The correct rate of vein recognition of sportsmen fusion images under the same number of scales.

Statistical diagram of the time-consuming of vein extraction of sportsmen fusion images under different scale numbers.
As can be seen from Table 3 and Fig. 5, the algorithm proposed in this paper can effectively complete the sport athletes feature recognition task, and the recognition rate under different filter scale combinations are all above 94%. Through the algorithm performance test on the four sets of different scale numbers, it is found that the recognition rate increases first and then decreases, as shown in Fig. 5. When the Gabor function group in the hidden layer 2 in the neural network proposed in this chapter uses 4 Gabor scales (7×7, 9×9, 11×11, 13×13), the recognition rate is the highest.
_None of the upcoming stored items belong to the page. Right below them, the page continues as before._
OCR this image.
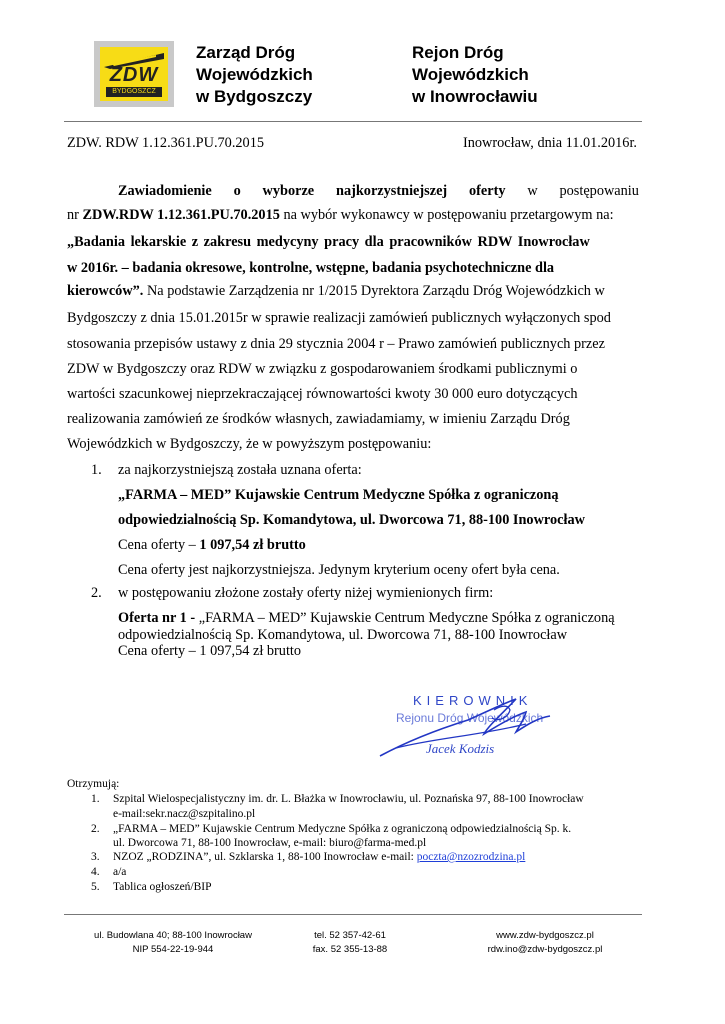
ZDW
BYDGOSZCZ
Zarząd Dróg
Wojewódzkich
w Bydgoszczy
Rejon Dróg
Wojewódzkich
w Inowrocławiu
ZDW. RDW 1.12.361.PU.70.2015	Inowrocław, dnia 11.01.2016r.
Zawiadomienie o wyborze najkorzystniejszej oferty w postępowaniu
nr ZDW.RDW 1.12.361.PU.70.2015 na wybór wykonawcy w postępowaniu przetargowym na:
„Badania lekarskie z zakresu medycyny pracy dla pracowników RDW Inowrocław
w 2016r. – badania okresowe, kontrolne, wstępne, badania psychotechniczne dla
kierowców”. Na podstawie Zarządzenia nr 1/2015 Dyrektora Zarządu Dróg Wojewódzkich w
Bydgoszczy z dnia 15.01.2015r w sprawie realizacji zamówień publicznych wyłączonych spod
stosowania przepisów ustawy z dnia 29 stycznia 2004 r – Prawo zamówień publicznych przez
ZDW w Bydgoszczy oraz RDW w związku z gospodarowaniem środkami publicznymi o
wartości szacunkowej nieprzekraczającej równowartości kwoty 30 000 euro dotyczących
realizowania zamówień ze środków własnych, zawiadamiamy, w imieniu Zarządu Dróg
Wojewódzkich w Bydgoszczy, że w powyższym postępowaniu:
1. za najkorzystniejszą została uznana oferta:
„FARMA – MED” Kujawskie Centrum Medyczne Spółka z ograniczoną
odpowiedzialnością Sp. Komandytowa, ul. Dworcowa 71, 88-100 Inowrocław
Cena oferty – 1 097,54 zł brutto
Cena oferty jest najkorzystniejsza. Jedynym kryterium oceny ofert była cena.
2. w postępowaniu złożone zostały oferty niżej wymienionych firm:
Oferta nr 1 - „FARMA – MED” Kujawskie Centrum Medyczne Spółka z ograniczoną
odpowiedzialnością Sp. Komandytowa, ul. Dworcowa 71, 88-100 Inowrocław
Cena oferty – 1 097,54 zł brutto
KIEROWNIK
Rejonu Dróg Wojewódzkich
Jacek Kodzis
Otrzymują:
1. Szpital Wielospecjalistyczny im. dr. L. Błażka w Inowrocławiu, ul. Poznańska 97, 88-100 Inowrocław
e-mail:sekr.nacz@szpitalino.pl
2. „FARMA – MED” Kujawskie Centrum Medyczne Spółka z ograniczoną odpowiedzialnością Sp. k.
ul. Dworcowa 71, 88-100 Inowrocław, e-mail: biuro@farma-med.pl
3. NZOZ „RODZINA”, ul. Szklarska 1, 88-100 Inowrocław e-mail: poczta@nzozrodzina.pl
4. a/a
5. Tablica ogłoszeń/BIP
ul. Budowlana 40; 88-100 Inowrocław
NIP 554-22-19-944
tel. 52 357-42-61
fax. 52 355-13-88
www.zdw-bydgoszcz.pl
rdw.ino@zdw-bydgoszcz.pl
As can be seen from Table 4 and Fig. 6, as the number of scales increases, the time for feature extraction is almost doubled. The reason is that as the number of kernels of different scales in the Gabor function filter bank increases, more filtering and sampling operations are required, the number of image operations is more, the number of feature maps generated during the extraction process is more, and the final feature value vector has more detailed information. However, since the resolution of the image of sport athletes itself is not very high, proper scale filtering can effectively extract texture features. If the number of scales is too large, as the scale size increases, some details may be ignored, and a certain degree of overfitting may be caused. Therefore, in Fig. 6 the accuracy rate will increase first and then decrease. Although the feature extraction time is higher than 2.5 times the number of 2 scales when the number of 4 scales, considering that the importance of accuracy rate exceeds the time of feature extraction in practice, this paper believes that 4 different Gabor scales should be selected to form a filter.
In the field of sports recognition based on machine vision, the target recognition algorithm used in auxiliary training equipment has the characteristics of high time complexity, high hardware equipment requirements, complicated operation and expensive equipment. Moreover, it does not have a machine recognition function and requires manual operation, which reduces training efficiency. Therefore, in response to this problem, this paper has conducted in-depth research on the target recognition algorithm based on machine learning. By conducting experiments on the currently commonly used target detection methods, and comparing the experimental results and analysis, this paper combines a sports scene, and proposes a moving target detection method based on deep learning and convolutional neural networks. The algorithm obtains good results in the application scenario of this paper, and has strong anti-interference and noise capabilities, and effectively avoids the problem of complex background changes, which paves the way for the subsequent feature extraction. By summarizing the results of relevant comparative experiments, it can be concluded that the average time taken by this method to complete an Epoch is lower than that of a convolutional neural network. In the case of a small difference in accuracy, the network is smaller and fewer parameters need to be calculated. Moreover, with higher computing power, the method in this paper tends to be processed in real time. Similarly, in embedded systems with lower computing power, the method in this paper has better computing performance than convolutional neural networks.